Cats and water are not two elements that normally combine well. With only a few certain breeds and individuals that are an exception to the rule, most cats will balk at the first sign of an impending bath. However, bathing is an important routine that you should get your cat acquainted with as young as possible. Some cats will never really need a bath, but for those pet owners, who have allergies, bathing your cat can reduce your allergy symptoms. There are times that a cat may actually need a bath like for instance if your cat falls into the toilet, has a flea problem or if your cat gets into a fight with a skunk and loses.
By following just a few simple steps, you can make the whole experience relatively easy and enjoyable for you and your pet.
1. Assemble your "tools" next to the kitchen sink: Two thick towels, cat shampoo, conditioner, (for longhaired cats), two large cups or mugs, clean sponge.
2. Put a rubber shower mat in the bottom of the sink so kitty will not slip and slide.
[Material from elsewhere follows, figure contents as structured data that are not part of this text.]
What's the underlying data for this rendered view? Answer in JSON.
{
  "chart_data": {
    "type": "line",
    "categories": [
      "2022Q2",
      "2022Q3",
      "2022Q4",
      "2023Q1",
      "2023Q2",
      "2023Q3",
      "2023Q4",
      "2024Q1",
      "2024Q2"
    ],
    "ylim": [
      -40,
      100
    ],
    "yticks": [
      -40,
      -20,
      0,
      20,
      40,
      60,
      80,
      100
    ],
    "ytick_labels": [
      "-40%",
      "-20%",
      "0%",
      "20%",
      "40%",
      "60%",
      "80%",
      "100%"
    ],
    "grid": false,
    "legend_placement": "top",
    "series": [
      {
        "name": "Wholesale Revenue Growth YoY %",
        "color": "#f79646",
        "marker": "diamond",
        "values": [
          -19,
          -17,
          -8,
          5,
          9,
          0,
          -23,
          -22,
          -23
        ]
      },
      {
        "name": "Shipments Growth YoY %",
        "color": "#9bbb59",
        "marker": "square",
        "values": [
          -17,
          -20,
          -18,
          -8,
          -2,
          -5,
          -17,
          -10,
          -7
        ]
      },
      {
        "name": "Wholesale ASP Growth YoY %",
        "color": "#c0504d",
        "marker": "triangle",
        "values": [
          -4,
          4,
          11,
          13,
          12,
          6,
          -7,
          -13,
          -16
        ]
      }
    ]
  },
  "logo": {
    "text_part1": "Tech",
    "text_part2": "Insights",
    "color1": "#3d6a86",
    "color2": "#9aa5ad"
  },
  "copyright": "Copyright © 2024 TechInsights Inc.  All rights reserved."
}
3. Run about two to three inches of body temperature water into the sink-- just enough to come up to kitty's belly. Test the water on your wrist, much as you'd test a baby bottle. You should not be able to discern heat or cold.
4. Place a capful of the cat shampoo in a mug of warm water and mix well, to keep from shocking warm cat flesh with cold shampoo.
5. Pick up your kitty and lower her gently but quickly into the water, talking calmly to her all the while. Another human helper is optional at this step.
6. Give her a few minutes to relax to the idea that you aren't going to kill her, all the while talking to her and petting her.
7. Turn on and test the temperature of the shower spray and holding it right up against the cat's skin, wet her body, taking care not to splash in her face.
8. When she is well soaked, pour the diluted shampoo evenly over her entire body, again staying away from the head.
9. Massage the shampoo gently into her fur for several minutes. Now is your chance to give her a full body massage. You may even find that she enjoys it.
10. Rinse well, using body temperature water and the shower nozzle, stroking it the way you would a brush, in long strokes from the base of her neck down over her tail. You can gently pat some water on her tummy at this time, with your other hand.
11. Give her several long petting strokes with your hand to slick away excess water, and to test for any remaining soapiness.
12. Repeat steps 11 and 12 until all evidence of soap is gone. This is the most important process, as soap residue can dry her skin, leaving it vulnerable to rashes and infection.
13. With a clean, moist sponge, wipe down the back of her head and her muzzle, again being careful to avoid her eyes, ears and mouth.
14. Using a large bath towel, lift kitty out of the sink and pat her down, using the towel to blot up as much water as possible.
15. Repeat step 13, using another clean towel, then leave her alone to continue the drying process by herself. Don't forget the praise!
Bathing your cat once a month is an important part of the grooming process. A good bath will cut down on hairballs and can also lessen allergy symptoms displayed by you or your family members. Use a firm and gentle touch, as well as plenty of patience, and both you and your pet will soon come to enjoy the bath.